Desburocratizar no significa prescindir de gente, pero sí cambiar la cultura, ganar mucha agilidad, hacer de la empatía con el cliente un axioma y de la gestión del cambio algo habitual. Me gusta la expresión lean elephants de los que intentan retornar las empresas a sus orígenes: recuperar el espíritu y el hambre de la start-up que un día fueron. Algunos pretenderán desburocratizar constituyendo comités de desburocratización. No va por ahí. Va de ejemplo. Va de autenticidad. Va de cliente en el centro. Va de humildad. La desburocratización empieza por uno mismo. Es urgente.

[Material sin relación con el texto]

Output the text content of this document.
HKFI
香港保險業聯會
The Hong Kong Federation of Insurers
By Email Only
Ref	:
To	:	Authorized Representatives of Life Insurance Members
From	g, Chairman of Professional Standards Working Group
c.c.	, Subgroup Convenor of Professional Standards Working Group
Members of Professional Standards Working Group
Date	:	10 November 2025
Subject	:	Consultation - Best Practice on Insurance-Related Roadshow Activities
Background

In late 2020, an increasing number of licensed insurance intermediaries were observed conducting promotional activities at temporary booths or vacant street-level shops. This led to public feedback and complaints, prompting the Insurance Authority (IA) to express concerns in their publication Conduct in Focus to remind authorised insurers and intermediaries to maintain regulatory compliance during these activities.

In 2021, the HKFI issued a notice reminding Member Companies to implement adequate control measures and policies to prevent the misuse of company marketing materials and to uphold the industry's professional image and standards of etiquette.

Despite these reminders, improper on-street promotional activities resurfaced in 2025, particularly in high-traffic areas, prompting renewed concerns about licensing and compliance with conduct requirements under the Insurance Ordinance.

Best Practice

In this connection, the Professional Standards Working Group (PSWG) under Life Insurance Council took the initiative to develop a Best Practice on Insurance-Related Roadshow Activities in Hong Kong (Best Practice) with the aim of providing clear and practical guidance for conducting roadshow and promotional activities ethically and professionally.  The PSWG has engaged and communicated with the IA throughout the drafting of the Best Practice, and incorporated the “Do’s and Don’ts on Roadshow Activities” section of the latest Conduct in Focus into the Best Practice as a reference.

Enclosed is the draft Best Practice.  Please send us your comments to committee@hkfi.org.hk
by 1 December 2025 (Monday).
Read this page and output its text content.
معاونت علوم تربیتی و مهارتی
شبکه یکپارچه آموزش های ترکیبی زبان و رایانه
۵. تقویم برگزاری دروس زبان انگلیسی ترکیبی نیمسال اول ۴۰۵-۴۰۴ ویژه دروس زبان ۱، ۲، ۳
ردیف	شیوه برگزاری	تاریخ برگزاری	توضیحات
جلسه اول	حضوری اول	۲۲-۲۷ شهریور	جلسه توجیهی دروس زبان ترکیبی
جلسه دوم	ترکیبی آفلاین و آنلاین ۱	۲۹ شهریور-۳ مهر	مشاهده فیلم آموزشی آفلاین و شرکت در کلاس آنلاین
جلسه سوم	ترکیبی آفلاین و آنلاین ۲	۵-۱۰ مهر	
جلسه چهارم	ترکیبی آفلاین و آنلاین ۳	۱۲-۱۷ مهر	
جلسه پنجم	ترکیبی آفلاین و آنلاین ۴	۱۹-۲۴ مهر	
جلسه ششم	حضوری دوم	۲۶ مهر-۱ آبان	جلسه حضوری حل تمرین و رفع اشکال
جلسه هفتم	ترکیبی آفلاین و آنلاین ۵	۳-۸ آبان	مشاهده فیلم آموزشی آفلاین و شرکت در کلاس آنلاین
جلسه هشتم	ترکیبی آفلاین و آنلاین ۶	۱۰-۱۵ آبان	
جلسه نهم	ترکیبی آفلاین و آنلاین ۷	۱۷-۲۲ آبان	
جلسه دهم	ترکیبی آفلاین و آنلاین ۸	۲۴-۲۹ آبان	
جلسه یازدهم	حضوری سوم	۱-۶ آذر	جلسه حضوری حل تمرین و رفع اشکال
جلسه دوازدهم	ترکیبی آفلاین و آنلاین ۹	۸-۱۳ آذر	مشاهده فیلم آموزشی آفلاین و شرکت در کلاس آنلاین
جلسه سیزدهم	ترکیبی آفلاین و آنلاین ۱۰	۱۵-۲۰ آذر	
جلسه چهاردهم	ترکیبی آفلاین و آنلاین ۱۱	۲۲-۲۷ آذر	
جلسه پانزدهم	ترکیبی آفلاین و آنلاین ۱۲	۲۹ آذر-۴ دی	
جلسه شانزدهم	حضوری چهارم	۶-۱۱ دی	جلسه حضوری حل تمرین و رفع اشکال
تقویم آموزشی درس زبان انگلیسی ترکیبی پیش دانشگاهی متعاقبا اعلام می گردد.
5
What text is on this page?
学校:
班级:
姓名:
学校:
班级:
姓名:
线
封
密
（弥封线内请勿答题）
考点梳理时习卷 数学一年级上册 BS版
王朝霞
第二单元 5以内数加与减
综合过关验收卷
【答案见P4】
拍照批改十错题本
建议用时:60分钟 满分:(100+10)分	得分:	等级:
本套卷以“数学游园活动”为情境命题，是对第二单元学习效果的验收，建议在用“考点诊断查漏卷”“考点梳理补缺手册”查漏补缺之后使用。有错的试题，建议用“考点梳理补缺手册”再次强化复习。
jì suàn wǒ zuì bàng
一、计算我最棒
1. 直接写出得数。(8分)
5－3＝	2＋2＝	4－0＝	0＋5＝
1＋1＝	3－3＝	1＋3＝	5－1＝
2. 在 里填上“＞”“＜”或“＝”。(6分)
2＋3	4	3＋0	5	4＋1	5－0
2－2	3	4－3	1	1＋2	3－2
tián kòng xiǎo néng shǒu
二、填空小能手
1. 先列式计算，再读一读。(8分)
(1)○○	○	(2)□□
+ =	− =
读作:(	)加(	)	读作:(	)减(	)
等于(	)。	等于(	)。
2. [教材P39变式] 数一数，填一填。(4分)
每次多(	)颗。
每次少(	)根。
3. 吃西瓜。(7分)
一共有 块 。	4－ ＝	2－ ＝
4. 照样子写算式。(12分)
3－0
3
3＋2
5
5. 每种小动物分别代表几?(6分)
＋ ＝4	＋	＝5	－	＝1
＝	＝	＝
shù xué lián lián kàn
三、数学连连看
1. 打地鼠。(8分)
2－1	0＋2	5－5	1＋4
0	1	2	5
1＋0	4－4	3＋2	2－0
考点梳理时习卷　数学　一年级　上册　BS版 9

Del libro: Esquivar la mediocridad

CLIENTES

Cuando una empresa se cree más lista que sus clientes, entonces se pierde todo sentido. Nadie lo expresó mejor que Gandhi: «Un cliente es el visitante más importante de nuestras instalaciones. Él no depende de
nosotros, somos nosotros quienes dependemos de él. No es una interrupción de nuestro trabajo, es la finalidad de este. No es un extraño en nuestro negocio, forma parte de él. Al servirle no le estamos haciendo un favor, es él quien nos hace un favor al darnos una oportunidad para servir».

Sin cliente no hay empresa. Puede haberla sin jefes, sin departamentos, pero no la hay
sin clientes.

Del Libro: Esquivar la mediocridad

LA MEDIOCRIDAD

La mediocridad es la anteposición de los límites, la definición perfecta de los imposibles, la entronización del presente como todo horizonte. Una empresa es mediocre cuando la media de sus profesionales es mediocre, son poco generosos, son críticos solo con los demás, les importan poco los proyectos, les importan relativamente los clientes, se importan básicamente a sí mismos.

Como dice el gran Jorge Wagensberg, la mediocridad es una decisión personal.

¿Y como huir de la mediocridad’ Pues empezando por uno mismo. No hay nada más mediocre que espera que lo rescaten a uno de su propia mediocridad. Salir de la mediocridad requiere actitud, esfuerzo y fomentar una espiral infinita de aprender- desaprender-reaprender. Salir de la mediocridad empieza por no abonarse a las quejas fáciles ni la autocomplacencia.